So finally, David Gold and David Sullivan have got their way. The most inevitable sacking of the summer was instigated in double quick time as Gianfranco Zola left his post as West Ham boss just two days after the end of the season.
The Italian’s popularity will affect many people’s judgement on the matter but even if Zola wasn’t thoroughly likeable, his treatment by the West Ham owners would still be met with disapproving looks.
Gold and Sullivan have only been in charge of the club for six months, but already it feels like a lifetime as their constant media rumblings slowly undermined the club’s management.
It is true that the club was struggling, Zola has made some mistakes and the West Ham’s huge debts mean the future is uncertain. However, it seemed like the owners were doing their best to make things worse by consistently disrupting Zola’s preparations for big games with ill-advised and poorly timed public outbursts.
For example, after a defeat to Wolves in March Sullivan released a public statement labelling the players “shambolic” and “pathetic”. What good was that going to do?

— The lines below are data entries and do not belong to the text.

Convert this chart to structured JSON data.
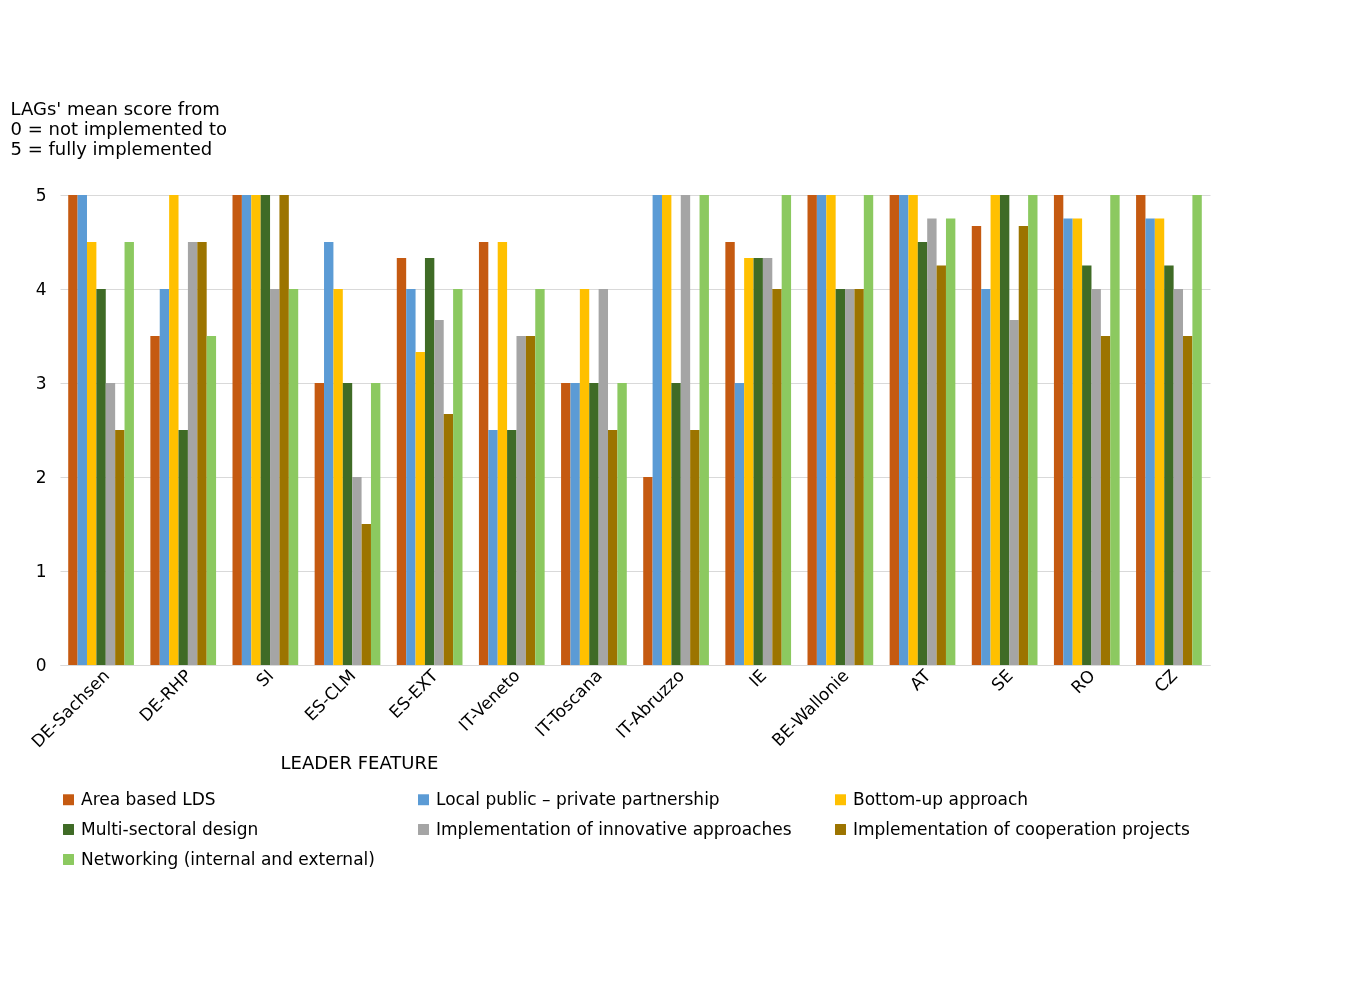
{
  "chart_data": {
    "type": "bar",
    "ylabel": "LAGs' mean score from\n0 = not implemented to\n5 = fully implemented",
    "xlabel": "LEADER FEATURE",
    "categories": [
      "DE-Sachsen",
      "DE-RHP",
      "SI",
      "ES-CLM",
      "ES-EXT",
      "IT-Veneto",
      "IT-Toscana",
      "IT-Abruzzo",
      "IE",
      "BE-Wallonie",
      "AT",
      "SE",
      "RO",
      "CZ"
    ],
    "series": [
      {
        "name": "Area based LDS",
        "color": "#c55a11",
        "values": [
          5,
          3.5,
          5,
          3,
          4.33,
          4.5,
          3,
          2,
          4.5,
          5,
          5,
          4.67,
          5,
          5
        ]
      },
      {
        "name": "Local public – private partnership",
        "color": "#5b9bd5",
        "values": [
          5,
          4,
          5,
          4.5,
          4,
          2.5,
          3,
          5,
          3,
          5,
          5,
          4,
          4.75,
          4.75
        ]
      },
      {
        "name": "Bottom-up approach",
        "color": "#ffc000",
        "values": [
          4.5,
          5,
          5,
          4,
          3.33,
          4.5,
          4,
          5,
          4.33,
          5,
          5,
          5,
          4.75,
          4.75
        ]
      },
      {
        "name": "Multi-sectoral design",
        "color": "#3f6b26",
        "values": [
          4,
          2.5,
          5,
          3,
          4.33,
          2.5,
          3,
          3,
          4.33,
          4,
          4.5,
          5,
          4.25,
          4.25
        ]
      },
      {
        "name": "Implementation of innovative approaches",
        "color": "#a5a5a5",
        "values": [
          3,
          4.5,
          4,
          2,
          3.67,
          3.5,
          4,
          5,
          4.33,
          4,
          4.75,
          3.67,
          4,
          4
        ]
      },
      {
        "name": "Implementation of cooperation projects",
        "color": "#9c7400",
        "values": [
          2.5,
          4.5,
          5,
          1.5,
          2.67,
          3.5,
          2.5,
          2.5,
          4,
          4,
          4.25,
          4.67,
          3.5,
          3.5
        ]
      },
      {
        "name": "Networking (internal and external)",
        "color": "#8cc960",
        "values": [
          4.5,
          3.5,
          4,
          3,
          4,
          4,
          3,
          5,
          5,
          5,
          4.75,
          5,
          5,
          5
        ]
      }
    ],
    "ylim": [
      0,
      5
    ],
    "yticks": [
      0,
      1,
      2,
      3,
      4,
      5
    ],
    "grid": "y",
    "legend": "bottom"
  }
}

The deep rooted problems at the club were there well before they and Zola arrived, but while the Italian got on with the job with an immense level of dignity, Sullivan and Gold have shown no class whatsoever. Admittedly, the football betting suggested West Ham should have done better than they did, but that’s no excuse for what went on. The owners’ treatment of Zola, in light of the hard work he has put in the name of West Ham and the way in which he behaved, is nothing short of a disgrace.
The question is now who will replace him? It appears clear that the owners will take an overly active role in team affairs, which will put off a numbered of talented coaches. It seems a yes man is the ideal candidate for the Upton Park hot seat.
For Zola it is time to reflect on a mixed two years in the Premier League, before planning a return to football, hopefully to a club where he will be appreciated.
Now though, he can sit back and enjoy the 2010 Football World Cup as a fan, without worrying what he’ll be reading in the papers.